The team behind this project consists of 6 students at Linköping University, all studying the final year on the masters program Mechatronics. Todays rapid changes in demand from the outside world puts a lot of pressure on the automotive industry, especially to reduce pollution. To cope with the pressure, new and inovative solutions are required. The scope of this project is to create a model of the EVAP-system and thereby allow better control and prevent the emission of hazardous gases in the environment.
The EVAP Team
Our team consists of 6 engineering student with different academic backgrounds at Linköpings University
Martin Ling (M)
Project leader
Dylan Patterson (Y)
Quality
Jonna Jämte (M)
Testing
Karl Asklund (M)
Documentation
Lucas Sevelin (M)
Software
Theodor Vallgren (M)
Design
Results
The project is divided into the following results
Hardware
The project have resulted in a data collection hardware that can be used to collect data from the EVAP system.
Model
A model to calculate the mass in the canister was created, based on the data collected from the EVAP system.
Software
All code to collect data from the EVAP system is available on our GitLab.
Hardware setup
The hardware setup consists of a Raspberry Pi 3B+ and an Arduino, the Arduino connects to all the sensors and the Raspberry Pi 3B+ collects the data from the Arduino.
The hardware setup consists of a Raspberry Pi 3B+ and an Arduino, the Arduino connects to all the sensors and the Raspberry Pi 3B+ collects the data from the Arduino. The Rapsberry Pi is set up as a local network hotspot which you can connect to a computer to transmit information and move files. The Arduino is connected to the Raspberry Pi via a USB cable. The Arduino logs data from the sensors at approximately 1.25 Hz and sends the data to the Raspberry Pi. The Raspberry Pi then saves the data to a csv files. The Arduino communicates with the flow and temperature sensors using I2C, and the pressure sensor is read using one of the analog inputs on the arduino.
For most measurements the weight has also been recorded, this was done using a scale with a USB port, which transmitted data to the connected computer at 1 Hz.
Model for mass in canister
A model for the mass in the canister was created, with the goal to have as few sensors and parameters as possible.
The model is based on a physical model, and is extended with a term from a black-box to better capture the dynamics of the system.
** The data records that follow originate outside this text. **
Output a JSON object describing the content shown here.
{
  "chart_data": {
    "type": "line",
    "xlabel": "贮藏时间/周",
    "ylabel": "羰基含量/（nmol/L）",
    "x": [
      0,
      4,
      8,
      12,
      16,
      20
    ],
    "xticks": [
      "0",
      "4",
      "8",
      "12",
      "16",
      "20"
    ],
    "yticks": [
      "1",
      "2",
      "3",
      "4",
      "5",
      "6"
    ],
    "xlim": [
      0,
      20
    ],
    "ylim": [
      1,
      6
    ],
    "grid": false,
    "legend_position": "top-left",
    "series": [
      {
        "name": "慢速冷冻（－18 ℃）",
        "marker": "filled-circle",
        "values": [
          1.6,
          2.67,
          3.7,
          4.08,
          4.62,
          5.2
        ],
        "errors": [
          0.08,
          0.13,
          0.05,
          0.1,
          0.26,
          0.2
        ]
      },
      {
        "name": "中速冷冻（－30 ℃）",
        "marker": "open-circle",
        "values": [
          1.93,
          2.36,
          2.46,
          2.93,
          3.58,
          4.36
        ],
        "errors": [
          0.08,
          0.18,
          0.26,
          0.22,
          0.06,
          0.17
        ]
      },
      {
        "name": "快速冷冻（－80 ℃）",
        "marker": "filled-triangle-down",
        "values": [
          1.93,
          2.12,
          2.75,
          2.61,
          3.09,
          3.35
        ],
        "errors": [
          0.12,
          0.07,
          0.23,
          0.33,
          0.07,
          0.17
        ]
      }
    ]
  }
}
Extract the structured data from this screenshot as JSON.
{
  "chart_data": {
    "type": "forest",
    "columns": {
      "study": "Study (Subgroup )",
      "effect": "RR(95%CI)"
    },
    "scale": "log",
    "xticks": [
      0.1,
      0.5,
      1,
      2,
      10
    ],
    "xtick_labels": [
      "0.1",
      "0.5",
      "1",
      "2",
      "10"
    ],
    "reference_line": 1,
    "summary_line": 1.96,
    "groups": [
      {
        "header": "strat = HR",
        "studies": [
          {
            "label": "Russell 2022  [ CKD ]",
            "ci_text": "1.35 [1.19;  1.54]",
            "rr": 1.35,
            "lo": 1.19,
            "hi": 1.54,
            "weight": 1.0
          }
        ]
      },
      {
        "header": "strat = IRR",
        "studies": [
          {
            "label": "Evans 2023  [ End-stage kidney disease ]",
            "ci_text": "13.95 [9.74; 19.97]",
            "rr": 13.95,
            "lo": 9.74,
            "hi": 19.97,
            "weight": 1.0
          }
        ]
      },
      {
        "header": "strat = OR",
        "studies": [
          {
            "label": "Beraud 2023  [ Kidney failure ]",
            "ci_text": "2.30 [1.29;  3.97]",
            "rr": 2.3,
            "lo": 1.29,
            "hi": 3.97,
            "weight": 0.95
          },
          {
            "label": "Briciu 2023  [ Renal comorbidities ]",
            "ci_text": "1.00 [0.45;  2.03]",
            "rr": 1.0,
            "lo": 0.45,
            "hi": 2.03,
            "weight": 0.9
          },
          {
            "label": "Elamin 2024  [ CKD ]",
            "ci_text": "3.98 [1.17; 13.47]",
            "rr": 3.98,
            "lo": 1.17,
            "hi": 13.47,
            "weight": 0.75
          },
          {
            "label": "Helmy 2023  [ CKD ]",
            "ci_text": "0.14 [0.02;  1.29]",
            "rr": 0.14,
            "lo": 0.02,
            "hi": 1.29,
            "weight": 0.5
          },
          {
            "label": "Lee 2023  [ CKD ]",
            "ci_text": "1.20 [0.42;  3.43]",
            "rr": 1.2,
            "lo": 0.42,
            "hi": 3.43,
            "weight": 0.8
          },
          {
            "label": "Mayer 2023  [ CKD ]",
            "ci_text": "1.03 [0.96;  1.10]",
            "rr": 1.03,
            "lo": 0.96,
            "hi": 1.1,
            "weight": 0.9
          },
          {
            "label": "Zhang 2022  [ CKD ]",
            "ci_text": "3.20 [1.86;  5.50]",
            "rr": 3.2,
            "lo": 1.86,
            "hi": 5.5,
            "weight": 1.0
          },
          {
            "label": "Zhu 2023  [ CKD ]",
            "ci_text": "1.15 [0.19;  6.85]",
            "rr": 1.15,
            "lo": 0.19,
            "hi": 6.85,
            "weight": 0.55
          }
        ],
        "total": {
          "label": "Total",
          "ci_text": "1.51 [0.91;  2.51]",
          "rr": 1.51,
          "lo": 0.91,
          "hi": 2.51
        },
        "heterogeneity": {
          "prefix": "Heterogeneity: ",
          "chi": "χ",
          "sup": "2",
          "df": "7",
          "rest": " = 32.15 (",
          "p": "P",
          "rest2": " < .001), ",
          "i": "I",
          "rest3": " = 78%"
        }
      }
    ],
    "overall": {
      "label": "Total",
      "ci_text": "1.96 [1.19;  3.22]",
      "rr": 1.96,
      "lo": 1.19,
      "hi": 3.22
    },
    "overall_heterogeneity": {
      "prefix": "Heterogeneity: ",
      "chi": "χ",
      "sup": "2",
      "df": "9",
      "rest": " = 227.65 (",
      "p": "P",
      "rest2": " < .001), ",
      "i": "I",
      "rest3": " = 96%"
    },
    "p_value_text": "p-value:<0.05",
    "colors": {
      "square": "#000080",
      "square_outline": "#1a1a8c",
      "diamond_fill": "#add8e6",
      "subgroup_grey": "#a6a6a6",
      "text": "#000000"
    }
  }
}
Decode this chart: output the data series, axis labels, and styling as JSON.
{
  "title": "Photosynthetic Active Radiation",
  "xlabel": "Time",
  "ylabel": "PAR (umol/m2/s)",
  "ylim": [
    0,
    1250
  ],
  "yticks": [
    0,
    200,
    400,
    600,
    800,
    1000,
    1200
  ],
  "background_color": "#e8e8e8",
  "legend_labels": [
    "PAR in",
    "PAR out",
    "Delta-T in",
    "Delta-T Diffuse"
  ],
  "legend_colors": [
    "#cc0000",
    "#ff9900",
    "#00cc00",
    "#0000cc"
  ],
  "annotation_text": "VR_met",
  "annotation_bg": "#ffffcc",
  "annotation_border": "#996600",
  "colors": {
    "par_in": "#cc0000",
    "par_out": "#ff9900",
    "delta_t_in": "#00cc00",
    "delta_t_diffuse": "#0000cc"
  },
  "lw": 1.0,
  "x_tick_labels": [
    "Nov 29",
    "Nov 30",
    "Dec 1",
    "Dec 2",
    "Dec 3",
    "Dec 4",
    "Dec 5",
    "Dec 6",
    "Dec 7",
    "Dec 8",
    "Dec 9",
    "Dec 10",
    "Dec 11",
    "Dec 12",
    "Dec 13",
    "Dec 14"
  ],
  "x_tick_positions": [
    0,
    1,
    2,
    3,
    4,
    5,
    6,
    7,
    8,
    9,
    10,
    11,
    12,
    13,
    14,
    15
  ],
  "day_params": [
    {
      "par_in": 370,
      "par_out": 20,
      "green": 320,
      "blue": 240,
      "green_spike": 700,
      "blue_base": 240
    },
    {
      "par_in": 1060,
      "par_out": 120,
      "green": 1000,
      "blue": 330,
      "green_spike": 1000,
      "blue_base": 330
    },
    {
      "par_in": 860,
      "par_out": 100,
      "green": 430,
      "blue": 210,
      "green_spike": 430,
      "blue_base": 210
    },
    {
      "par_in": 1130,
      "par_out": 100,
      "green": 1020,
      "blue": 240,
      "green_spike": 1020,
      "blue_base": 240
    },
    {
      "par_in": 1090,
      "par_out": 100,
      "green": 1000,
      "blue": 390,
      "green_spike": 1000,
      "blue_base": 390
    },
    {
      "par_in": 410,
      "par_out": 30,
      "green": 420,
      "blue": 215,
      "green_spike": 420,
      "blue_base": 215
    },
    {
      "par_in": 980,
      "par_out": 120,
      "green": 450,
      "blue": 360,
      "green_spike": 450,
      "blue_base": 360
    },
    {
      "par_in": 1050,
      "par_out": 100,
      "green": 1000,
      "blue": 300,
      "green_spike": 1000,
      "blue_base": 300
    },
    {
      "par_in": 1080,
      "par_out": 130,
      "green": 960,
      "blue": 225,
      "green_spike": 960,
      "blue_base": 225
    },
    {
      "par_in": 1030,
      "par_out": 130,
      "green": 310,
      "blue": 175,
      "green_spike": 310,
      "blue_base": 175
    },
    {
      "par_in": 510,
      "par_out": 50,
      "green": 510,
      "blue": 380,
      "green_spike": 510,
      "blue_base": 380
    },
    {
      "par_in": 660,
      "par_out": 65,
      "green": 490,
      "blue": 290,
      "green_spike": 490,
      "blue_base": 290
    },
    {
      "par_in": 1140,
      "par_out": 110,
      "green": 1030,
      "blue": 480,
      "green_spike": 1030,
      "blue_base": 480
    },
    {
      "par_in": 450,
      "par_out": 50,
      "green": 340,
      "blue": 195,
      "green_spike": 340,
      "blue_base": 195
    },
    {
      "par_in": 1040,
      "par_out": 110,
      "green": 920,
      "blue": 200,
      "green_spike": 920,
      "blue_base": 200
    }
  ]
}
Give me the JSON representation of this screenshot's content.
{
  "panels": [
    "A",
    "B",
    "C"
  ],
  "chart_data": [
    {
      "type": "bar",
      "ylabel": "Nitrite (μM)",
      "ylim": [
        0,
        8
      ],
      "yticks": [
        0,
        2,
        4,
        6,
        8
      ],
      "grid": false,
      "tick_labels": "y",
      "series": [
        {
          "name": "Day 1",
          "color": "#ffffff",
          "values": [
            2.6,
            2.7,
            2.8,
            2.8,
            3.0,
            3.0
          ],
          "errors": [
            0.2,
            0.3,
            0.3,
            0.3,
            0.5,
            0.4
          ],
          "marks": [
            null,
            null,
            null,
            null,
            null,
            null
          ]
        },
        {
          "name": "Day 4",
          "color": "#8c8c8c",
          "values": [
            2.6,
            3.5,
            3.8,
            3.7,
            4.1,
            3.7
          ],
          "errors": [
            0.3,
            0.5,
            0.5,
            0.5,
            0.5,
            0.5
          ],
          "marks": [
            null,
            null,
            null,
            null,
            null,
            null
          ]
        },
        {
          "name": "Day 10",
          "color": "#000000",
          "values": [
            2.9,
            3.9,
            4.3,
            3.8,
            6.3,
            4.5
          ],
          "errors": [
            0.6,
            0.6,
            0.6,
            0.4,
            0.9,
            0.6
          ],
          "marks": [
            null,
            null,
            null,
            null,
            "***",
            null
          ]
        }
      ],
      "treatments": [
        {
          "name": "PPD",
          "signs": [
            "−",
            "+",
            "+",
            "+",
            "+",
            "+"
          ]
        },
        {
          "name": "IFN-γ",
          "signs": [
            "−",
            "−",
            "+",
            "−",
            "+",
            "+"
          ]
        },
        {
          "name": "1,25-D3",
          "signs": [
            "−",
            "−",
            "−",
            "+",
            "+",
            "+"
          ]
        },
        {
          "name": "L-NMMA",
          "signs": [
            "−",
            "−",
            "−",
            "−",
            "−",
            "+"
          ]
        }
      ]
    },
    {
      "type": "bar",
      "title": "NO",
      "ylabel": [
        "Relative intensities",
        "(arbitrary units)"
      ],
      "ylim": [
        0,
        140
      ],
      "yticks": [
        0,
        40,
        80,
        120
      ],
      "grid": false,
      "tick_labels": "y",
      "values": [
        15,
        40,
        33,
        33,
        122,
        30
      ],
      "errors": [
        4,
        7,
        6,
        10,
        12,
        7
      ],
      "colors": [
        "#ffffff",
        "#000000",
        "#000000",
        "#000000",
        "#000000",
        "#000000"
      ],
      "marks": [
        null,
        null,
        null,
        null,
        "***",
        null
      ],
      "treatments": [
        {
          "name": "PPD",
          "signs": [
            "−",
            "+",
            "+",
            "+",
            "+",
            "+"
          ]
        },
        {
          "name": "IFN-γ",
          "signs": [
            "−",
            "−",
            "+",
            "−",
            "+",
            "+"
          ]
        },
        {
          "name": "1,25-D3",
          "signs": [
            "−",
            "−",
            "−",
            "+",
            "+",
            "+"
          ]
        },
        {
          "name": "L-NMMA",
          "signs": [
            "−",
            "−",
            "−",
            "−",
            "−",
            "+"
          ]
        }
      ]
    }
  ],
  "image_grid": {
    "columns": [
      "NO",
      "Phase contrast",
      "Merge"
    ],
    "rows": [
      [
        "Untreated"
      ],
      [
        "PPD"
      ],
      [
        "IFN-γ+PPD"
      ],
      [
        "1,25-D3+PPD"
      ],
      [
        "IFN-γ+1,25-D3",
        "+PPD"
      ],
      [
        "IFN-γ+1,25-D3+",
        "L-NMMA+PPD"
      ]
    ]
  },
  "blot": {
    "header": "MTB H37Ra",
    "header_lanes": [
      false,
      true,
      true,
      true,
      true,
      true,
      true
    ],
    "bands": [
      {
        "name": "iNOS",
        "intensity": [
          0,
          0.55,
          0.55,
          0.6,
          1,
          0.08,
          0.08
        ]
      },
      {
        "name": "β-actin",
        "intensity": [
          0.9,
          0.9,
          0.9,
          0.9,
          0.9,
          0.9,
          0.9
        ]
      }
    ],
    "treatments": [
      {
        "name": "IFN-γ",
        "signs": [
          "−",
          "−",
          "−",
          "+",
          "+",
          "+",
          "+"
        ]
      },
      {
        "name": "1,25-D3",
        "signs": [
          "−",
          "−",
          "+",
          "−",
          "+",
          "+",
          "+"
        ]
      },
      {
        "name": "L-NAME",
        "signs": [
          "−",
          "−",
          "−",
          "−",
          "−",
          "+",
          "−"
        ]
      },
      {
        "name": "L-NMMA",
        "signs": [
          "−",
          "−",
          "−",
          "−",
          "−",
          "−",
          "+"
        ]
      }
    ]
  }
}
To find the two variables which has to be found through experimentation, the model also includes a linear regression. Data is used from at least one temperature sensor, one flow meter and a scale to verify the model. In the image above the measured mass change is shown together with the model, which has been divided into four intervals for parameter optimization.
Software
The code for this project is written i C++, Python and Matlab.
All code written follows the Google code standard, and is stored in a private GitLab repository. The Arduino runs on C++, the Raspberry Pi runs on Python and the data analysis is done in Matlab.